2013年12月16日月曜日

(ショートショート)喪失

今日もまた孤立した世界で、誰の目にも触れることのない文章を書き綴っている。
つながっていて当たり前の世界は唐突に終わりを告げた。

オフライン。

今、外は嵐だろうか。全ての憂鬱は打鍵音がかき消してくれればいい。

直接伝わってくる感情は生々しくて苦手だった。
直接伝える感情は他人にしか見えないトゲがないか心配だった。

僕らは便利という言葉が大好きだ。
その代わり、便利の裏にある不便にはとてつもなく鈍感だ。

トントン。

「あら、あなた。
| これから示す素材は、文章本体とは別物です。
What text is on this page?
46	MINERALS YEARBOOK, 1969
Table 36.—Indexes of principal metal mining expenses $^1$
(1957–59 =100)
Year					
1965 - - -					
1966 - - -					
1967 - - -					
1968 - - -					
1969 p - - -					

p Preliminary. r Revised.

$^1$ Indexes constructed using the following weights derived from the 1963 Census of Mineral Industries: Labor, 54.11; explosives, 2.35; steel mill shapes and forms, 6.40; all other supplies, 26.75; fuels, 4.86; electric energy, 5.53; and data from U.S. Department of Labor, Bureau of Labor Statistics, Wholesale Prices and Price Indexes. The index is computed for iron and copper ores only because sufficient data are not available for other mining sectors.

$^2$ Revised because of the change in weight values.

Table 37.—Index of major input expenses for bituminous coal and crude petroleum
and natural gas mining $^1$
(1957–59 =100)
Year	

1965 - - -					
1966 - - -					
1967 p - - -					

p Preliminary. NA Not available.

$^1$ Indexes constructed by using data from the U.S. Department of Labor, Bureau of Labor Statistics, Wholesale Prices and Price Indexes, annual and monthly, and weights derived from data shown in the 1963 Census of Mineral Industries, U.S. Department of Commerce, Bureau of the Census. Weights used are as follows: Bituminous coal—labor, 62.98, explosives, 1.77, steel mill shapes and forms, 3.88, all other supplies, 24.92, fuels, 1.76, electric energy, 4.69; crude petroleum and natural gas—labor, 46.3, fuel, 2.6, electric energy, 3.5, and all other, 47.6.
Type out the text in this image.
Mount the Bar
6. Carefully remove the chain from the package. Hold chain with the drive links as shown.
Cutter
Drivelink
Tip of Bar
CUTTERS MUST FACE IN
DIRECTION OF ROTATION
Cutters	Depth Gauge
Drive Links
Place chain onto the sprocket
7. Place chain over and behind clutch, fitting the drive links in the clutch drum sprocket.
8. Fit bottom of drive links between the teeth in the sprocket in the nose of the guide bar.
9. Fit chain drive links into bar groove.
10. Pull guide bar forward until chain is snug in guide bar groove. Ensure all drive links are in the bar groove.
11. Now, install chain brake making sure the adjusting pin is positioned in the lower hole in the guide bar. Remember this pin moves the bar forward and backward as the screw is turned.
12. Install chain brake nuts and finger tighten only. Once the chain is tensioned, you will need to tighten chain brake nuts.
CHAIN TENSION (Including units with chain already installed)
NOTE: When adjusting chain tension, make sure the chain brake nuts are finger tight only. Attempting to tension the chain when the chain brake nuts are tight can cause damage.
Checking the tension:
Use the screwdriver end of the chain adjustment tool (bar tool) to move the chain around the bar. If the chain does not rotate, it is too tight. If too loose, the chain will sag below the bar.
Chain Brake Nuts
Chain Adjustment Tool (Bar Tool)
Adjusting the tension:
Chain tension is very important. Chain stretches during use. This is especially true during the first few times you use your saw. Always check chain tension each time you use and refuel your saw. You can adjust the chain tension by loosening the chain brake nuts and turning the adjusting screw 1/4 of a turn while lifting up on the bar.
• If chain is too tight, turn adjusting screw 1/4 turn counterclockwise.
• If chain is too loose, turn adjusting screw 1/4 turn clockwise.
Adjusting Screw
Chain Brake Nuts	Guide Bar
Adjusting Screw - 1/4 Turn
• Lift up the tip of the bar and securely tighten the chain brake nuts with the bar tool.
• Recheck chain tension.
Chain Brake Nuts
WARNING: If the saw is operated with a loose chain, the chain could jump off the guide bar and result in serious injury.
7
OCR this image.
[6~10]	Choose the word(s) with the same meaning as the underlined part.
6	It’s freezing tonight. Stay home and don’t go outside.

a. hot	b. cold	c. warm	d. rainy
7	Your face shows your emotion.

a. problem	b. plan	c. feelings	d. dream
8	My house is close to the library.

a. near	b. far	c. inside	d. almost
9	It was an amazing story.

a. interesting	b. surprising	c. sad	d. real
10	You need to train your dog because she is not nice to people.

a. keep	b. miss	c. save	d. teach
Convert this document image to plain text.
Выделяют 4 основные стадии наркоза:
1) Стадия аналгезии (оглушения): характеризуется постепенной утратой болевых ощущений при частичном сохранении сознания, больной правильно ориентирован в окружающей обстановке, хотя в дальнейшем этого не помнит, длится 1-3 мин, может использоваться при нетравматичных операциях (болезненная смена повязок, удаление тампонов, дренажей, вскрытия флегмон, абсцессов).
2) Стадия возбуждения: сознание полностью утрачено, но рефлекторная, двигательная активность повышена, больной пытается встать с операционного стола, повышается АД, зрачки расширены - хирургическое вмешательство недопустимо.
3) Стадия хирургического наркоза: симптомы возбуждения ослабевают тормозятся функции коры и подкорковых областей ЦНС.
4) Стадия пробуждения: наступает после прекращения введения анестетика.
今日もまた書いているの?」
「あぁ」
「コーヒー、ここに置いておくわね」
「うん」

バタン。

もっと話せばよかっただろうか。
もっと話したかっただろうか。

今の僕にはそれを判断することも難しい。

意味がない行為だとわかっていて、今もまたキーを叩く。
いつか遠い未来の誰かが、僕のことを理解してくれることを祈りながら、
文章の保存は、やはりテキスト形式が無難だろうか。
逃避を含んだ夢想の中で、僕は嵐に吹かれる。

傷つかない為に傷ついていた。
傷つけない為に傷つけたいた。

でも、完全な代替手段によって、完全に衰えた僕の何かが妨げる。
打鍵音は速さと強さを増す。
打ち込む文字が尽きた僕は仕方なくコーヒーを飲む。

ミルクが多い。

僕はしばらくマグカップをじっと見つめた後、
妻に話しかけてみようと、意を決して席を立った。